Recently I purchased some Apple stock. When I was going over my financials this morning, Quicken had a news item entitled “QUAN to offer upgrade alternative to 117 million iPad users.” As an iPad user, I was interested, and the story said “Quantum International is working on a protective iPad case that will add storage capacity, battery life, and connectivity.” I didn’t really register the “connectivity” initially, so I was thinking battery case and wifi drive.

Next, I went looking for a tech article on this, since if they’re putting out press releases it had probably hit someplace like Gizmodo, and I could get more details. All I could find were press releases, pages and pages of them. So I looked up QUAN.

Stock Price: $0.09. Market Capitalization: $28,300 (that’s the full value, not “thousands.”) Number of employees: 1. Company description says it’s a “alternative energy” company, named “National Clean Fuels” until January 2012, when it changed its name to “Quantum International.” Incorporated in Houston, Texas. No SEC filings.

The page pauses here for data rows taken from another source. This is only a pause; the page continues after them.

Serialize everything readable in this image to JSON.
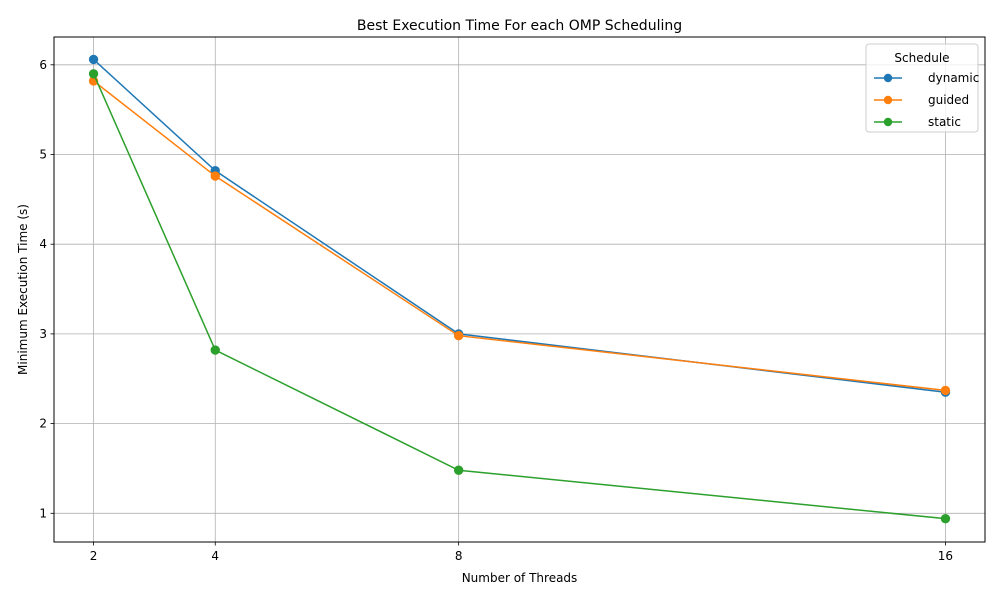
{
  "chart_data": {
    "type": "line",
    "title": "Best Execution Time For each OMP Scheduling",
    "xlabel": "Number of Threads",
    "ylabel": "Minimum Execution Time (s)",
    "x": [
      2,
      4,
      8,
      16
    ],
    "x_ticks": [
      "2",
      "4",
      "8",
      "16"
    ],
    "y_ticks": [
      "1",
      "2",
      "3",
      "4",
      "5",
      "6"
    ],
    "xlim": [
      1.35,
      16.65
    ],
    "ylim": [
      0.68,
      6.31
    ],
    "grid": true,
    "legend": {
      "title": "Schedule",
      "placement": "top-right"
    },
    "series": [
      {
        "name": "dynamic",
        "color": "#1f77b4",
        "values": [
          6.06,
          4.82,
          3.0,
          2.35
        ]
      },
      {
        "name": "guided",
        "color": "#ff7f0e",
        "values": [
          5.82,
          4.76,
          2.98,
          2.37
        ]
      },
      {
        "name": "static",
        "color": "#2ca02c",
        "values": [
          5.9,
          2.82,
          1.48,
          0.94
        ]
      }
    ]
  }
}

It’s some guy in Texas doing a pump-and-dump scheme on a non-existent company. The stock price history is clearly screwy, since it shows stock prices in the $563,000 range back in 2005, with a volume of zero. I suspect the highest it’s ever been is $2.50 in March 2012, since there seem to be some actual trades back then. Since there was considerable volume traded at ~$2, I suspect he issued 300,000 shares, dumped them, bought them back, and is now hoping to pump the price again. Pure speculation on my part, of course.

How is it possible for such a tiny company to issue public stock? Isn’t that regulated?

Yes, they still fall under the SEC. It’s an Over The Counter Bulletin Board stock, meaning that you can’t buy it through a stock exchange, only through a network of dealers. You want shares in it, you call someone who can get those shares for you. I don’t know what it takes to be listed, but I wouldn’t be surprised if the requirements are much like those of forming a privately held corporation. That is, just a few forms an a few dollars to the state.

I had a chapter-S corporation back in the late 80’s, and that involved issuing shares to the two principles. In theory I could have sold some or all of those shares to someone else. In practice, it was just a way of dealing with distributing the income from the shareware I’d written, and reporting it for taxes.